I don’t know how often Coda goes the extra mile for other socially minded projects, or whether they’ve extended themselves because I’m a productivity writer who’s written about their platform in a piece for the Harvard Business Review, as well as regularly posting little love tweets. I’m enough of a superfan that I’ve talked with the Coda team about whether there could be a way for me to work with them in some form, because I’d love to be able to do a content project for a platform I so deeply believe in.

That’s the kind of result you get from smart content marketing: from reaching out to people and building sincere, transparent relationships.  If you’re doing the work to build genuine superfans, you don’t need to bribe people into delivering your message under cover of night.

About my business model

So that’s the real story: I am a productivity software enthusiast who has no financial relationship with Coda, other than paying $30 per month for my Coda plan. (Don’t worry, they have a free plan that might suit you just fine!) And I promise you that if I ever venture beyond the world of guest blogging and commissioned content on corporate sites, I will never send you a sponsored email or blog post without making it very clear who’s paying for that content.

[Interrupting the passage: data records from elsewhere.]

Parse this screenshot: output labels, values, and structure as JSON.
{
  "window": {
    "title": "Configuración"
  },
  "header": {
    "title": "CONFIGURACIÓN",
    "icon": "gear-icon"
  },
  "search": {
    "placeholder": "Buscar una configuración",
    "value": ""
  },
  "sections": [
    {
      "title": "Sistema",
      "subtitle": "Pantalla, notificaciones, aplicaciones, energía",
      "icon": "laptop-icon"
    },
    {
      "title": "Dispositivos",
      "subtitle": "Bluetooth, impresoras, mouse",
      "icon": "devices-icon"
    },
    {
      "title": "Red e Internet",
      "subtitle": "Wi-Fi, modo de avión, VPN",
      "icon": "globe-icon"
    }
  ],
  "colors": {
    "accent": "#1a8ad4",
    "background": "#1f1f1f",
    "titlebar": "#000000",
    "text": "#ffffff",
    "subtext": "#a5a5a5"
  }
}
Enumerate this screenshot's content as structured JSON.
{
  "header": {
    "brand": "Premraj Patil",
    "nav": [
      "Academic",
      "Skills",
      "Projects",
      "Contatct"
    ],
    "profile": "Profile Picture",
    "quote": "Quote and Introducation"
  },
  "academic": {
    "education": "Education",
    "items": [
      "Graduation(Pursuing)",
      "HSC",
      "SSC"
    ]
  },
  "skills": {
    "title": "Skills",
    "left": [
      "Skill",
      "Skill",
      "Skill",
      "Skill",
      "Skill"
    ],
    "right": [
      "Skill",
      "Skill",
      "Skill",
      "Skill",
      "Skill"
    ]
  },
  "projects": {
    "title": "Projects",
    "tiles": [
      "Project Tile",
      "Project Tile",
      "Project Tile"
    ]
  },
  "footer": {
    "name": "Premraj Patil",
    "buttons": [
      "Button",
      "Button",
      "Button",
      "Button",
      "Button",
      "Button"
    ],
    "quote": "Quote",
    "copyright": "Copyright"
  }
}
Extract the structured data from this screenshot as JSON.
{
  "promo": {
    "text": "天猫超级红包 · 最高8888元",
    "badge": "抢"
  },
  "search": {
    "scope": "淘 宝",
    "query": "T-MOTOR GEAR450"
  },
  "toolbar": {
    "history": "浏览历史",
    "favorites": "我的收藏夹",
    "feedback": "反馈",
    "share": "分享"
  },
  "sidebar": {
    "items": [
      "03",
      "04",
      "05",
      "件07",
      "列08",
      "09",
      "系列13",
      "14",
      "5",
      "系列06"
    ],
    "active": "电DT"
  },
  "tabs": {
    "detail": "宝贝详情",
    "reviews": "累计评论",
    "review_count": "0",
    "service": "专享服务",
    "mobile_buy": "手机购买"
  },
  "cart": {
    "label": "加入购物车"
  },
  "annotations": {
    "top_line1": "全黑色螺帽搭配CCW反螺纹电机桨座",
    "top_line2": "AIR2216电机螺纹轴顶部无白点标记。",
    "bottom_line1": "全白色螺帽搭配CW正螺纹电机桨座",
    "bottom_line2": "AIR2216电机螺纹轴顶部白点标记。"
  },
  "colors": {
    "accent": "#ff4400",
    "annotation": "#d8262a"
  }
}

I suspect one reason people asked if my newsletter was sponsored is because we’ve all heard the wise insight that “if you’re not paying for the product, you are the product”. (See: Facebook, Twitter, and every other platform that makes money by monetizing your eyeballs.)

So let me be crystal clear about the two-track business model that drives my newsletter:

  1. Revenue. Here’s how it works: I send you an email with stuff about remote and hybrid work, and hopefully you think at least some of it is smart and interesting and useful. When your boss or colleague mentions that they’re thinking about booking a speaker or advisor on the transition to a hybrid workplace, you tell them to talk to me. They pay me money. Tada!
  2. Savings. Here’s how it works: I get really obsessed with something I love (like Coda) or hate (like sketchy pay-to-play content). I could interrupt my husband to rant about it, but he’s on a call. So I sit down and I write a newsletter about it instead, and then I feel better. Then the time we would have spent on Rob listening to me rant gets spent watching Star Trek. We are happy. We stay married. I don’t have to buy a second place to live in Vancouver. Tada!